Letters to the Editor 5/15/14

More than 100 folks came out to Washington Park May 10 to support a new Washington Dog Park. The event brought in $3,100.


We need your help to vote for Springfield, Illinois, in the Bark For Your Park Contest. The winner will win $100,000 to build a PetSafe dog park and four other cities will also receive a $25,000 prize. Finalist cities will be selected based on availability of land, civic leader support and number of votes.

You may vote once a day on each site (www.petsafe.net and Petsafe’s Facebook page). Please help spread the word for our Washington Dog Park. Springfield is already registered. You can also find the link on www.washingtondogpark.com. You can sign in through Facebook or create an account without receiving promotional material. It just takes a moment.

We have raised about 80 percent of our $100,000 goal with the help of our Mother’s Day Weekend Dog Walk held in Washington Park. We need public support, funds in place and a great design worthy of our Washington Park for park board approval. Please help us by submitting your votes for Springfield, Illinois, today and every day until June 7.

Karen Hoelzer

Patrick Yeagle’s piece on coal (“Gambling on a black rock,” May 8) is marked “feature” but it should be marked “editorial.” It’s filled with superlatives and one-sided claims. FutureGen seeks to address many of the objections that Yeagle raises. Yeagle chooses to focus on past problems rather than future solutions.

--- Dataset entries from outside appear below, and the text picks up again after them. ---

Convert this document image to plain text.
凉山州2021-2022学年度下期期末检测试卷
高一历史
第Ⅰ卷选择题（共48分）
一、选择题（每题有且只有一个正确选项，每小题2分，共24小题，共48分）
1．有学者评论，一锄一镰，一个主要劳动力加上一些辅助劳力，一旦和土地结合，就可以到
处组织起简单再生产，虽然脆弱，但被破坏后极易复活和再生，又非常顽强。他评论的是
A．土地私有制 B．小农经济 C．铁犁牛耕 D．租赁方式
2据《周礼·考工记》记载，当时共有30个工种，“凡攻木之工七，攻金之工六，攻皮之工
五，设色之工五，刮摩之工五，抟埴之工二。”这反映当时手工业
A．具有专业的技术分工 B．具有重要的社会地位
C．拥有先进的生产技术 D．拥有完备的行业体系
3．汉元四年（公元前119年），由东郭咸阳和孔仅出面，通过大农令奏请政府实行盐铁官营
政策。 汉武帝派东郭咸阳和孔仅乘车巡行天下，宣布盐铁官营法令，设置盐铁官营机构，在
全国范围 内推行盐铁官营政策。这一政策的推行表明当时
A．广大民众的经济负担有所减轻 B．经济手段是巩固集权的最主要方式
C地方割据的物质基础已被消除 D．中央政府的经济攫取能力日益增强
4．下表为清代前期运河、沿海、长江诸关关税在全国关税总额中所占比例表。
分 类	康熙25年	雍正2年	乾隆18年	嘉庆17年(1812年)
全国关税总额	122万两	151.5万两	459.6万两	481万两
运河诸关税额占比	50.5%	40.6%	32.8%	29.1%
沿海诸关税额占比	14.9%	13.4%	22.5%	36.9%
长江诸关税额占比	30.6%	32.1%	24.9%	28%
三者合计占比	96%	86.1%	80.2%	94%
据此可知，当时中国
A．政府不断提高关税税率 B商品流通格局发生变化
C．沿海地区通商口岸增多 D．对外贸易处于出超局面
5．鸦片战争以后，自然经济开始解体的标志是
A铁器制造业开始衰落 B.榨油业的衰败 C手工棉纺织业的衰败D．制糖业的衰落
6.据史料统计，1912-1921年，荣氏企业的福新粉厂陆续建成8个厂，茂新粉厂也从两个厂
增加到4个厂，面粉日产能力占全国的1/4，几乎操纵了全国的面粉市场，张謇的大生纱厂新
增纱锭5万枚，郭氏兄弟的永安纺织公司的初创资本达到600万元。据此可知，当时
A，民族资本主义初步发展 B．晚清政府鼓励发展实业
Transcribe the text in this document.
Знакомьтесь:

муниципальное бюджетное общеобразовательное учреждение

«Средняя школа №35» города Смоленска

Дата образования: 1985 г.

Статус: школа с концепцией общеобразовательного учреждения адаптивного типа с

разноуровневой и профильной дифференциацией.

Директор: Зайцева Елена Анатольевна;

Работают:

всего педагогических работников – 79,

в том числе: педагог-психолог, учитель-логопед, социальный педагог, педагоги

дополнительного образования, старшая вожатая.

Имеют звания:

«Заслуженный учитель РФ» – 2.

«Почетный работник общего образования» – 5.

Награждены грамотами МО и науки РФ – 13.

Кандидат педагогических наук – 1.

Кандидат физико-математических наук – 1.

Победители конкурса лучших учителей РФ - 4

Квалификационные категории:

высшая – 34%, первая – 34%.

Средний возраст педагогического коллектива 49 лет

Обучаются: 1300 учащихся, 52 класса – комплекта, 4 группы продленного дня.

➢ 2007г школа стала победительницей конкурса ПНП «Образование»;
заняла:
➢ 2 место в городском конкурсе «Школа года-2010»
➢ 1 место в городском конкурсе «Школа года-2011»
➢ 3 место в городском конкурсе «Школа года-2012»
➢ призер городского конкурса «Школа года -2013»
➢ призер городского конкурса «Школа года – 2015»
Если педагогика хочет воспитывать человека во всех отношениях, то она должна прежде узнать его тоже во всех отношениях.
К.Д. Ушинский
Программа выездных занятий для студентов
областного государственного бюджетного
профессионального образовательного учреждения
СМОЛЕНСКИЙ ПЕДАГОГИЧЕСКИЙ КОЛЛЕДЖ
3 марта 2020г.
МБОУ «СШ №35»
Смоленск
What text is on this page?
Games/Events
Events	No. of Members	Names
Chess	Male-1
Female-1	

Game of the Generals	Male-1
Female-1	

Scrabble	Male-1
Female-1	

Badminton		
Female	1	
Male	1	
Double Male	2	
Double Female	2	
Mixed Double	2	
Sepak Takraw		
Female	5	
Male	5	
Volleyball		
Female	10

Coal may not be a perfect fuel but it is sustainable for another 100 years while other energy sources continue to develop. Through coal gasification, we could have clean-burning hydrogen, synthetic natural gas and other products while recovering the sulfur and carbon dioxide. New products using the CO2, such as insulation products, should be developed.

Illinois is well positioned for coal production which means good-paying jobs in areas where jobs are desperately needed. There are two sides to this story. Too bad only one side was told in this cover story/editorial.

David Porter

The Guestwork column in this week’s Illinois Times (“Immigration reform is a family value,” May 8) noted that during the Obama administration over two million people have been deported from the U.S., and deplored the breaking up of families resulting from deporting these persons. The blame for breaking up these families was put squarely on the government. However, no one in government is forcing these deportees to leave their families behind. Even if the rest of their families were here legally, the government wasn’t forcing those family members to stay here, while their other family member, here illegally, was deported.

From my way of thinking, the deportees and their families chose to break up the family by choosing to not accompany the deportee out of the U.S. This does not in any way diminish the very wrenching decision it must be for these families to make, i.e., whether to leave as a family and give up the benefits of living here, or stay in the U.S. as a split-up family. Nor does it diminish the need for immigration reform, as pointed out in the article.

Nonetheless, it is unfair to blame the Obama administration or, for that matter, the overall government, for carrying out the law and deporting persons who are here illegally (as any other country in the world likely does), and the resulting break up of their families. That is a decision the family made, not the government.